Optional advanced tuning:

python manage.py celery_outbox_relay --publish-concurrency 2

Keep --publish-concurrency=1 as the baseline unless you have broker-backed verification for your deployment path.

Graceful Shutdown

The relay handles SIGTERM and SIGINT gracefully:

  1. SIGTERM or SIGINT starts draining mode.
  2. The relay stops starting new sends after --shutdown-timeout.
  3. An already-running publish is bounded only by --send-timeout.
  4. Already-selected but not-yet-started rows recover later through stale-timeout selection.

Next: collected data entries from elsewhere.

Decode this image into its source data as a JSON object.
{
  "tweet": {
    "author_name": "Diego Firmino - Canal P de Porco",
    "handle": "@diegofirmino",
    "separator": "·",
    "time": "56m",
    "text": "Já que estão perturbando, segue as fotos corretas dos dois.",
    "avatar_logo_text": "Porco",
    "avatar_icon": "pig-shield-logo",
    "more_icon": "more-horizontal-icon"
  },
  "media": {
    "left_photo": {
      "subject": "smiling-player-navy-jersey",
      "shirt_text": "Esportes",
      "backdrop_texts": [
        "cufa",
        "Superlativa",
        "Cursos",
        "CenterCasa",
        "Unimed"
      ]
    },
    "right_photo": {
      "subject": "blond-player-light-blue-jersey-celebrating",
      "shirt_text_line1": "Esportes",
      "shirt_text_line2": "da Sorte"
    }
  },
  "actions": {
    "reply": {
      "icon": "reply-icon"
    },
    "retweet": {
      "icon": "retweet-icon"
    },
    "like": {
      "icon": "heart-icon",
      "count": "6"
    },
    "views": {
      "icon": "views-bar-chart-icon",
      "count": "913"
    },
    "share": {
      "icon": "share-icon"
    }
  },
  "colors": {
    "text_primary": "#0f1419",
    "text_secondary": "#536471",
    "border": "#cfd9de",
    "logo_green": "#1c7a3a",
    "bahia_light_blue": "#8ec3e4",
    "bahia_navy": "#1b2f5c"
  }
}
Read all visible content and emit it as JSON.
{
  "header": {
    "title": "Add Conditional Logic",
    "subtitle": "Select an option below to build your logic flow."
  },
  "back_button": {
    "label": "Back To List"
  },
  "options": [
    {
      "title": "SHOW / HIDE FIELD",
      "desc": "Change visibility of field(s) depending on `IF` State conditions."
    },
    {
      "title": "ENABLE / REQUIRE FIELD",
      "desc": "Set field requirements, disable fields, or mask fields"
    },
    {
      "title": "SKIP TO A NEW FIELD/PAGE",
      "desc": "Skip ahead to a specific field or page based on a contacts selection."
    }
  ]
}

This lets container orchestrators stop the process without dropping committed rows, while still leaving duplicate-tolerant recovery semantics in place if a row is reclaimed later.

Broker Outage Handling

Broker outages are handled differently from ordinary task publish failures:

  • Publish attempts are still bounded by --send-timeout.
  • Broker-outage rows are deferred by --broker-outage-cooldown instead of consuming retry budget.
  • After two consecutive broker outages without an intervening successful publish, the process-local breaker opens and the relay stops starting new batch attempts until the cooldown expires.
  • In parallel publish mode, the relay also stops refilling the worker window until the already in-flight results are classified.
  • The breaker is not shared across relay processes.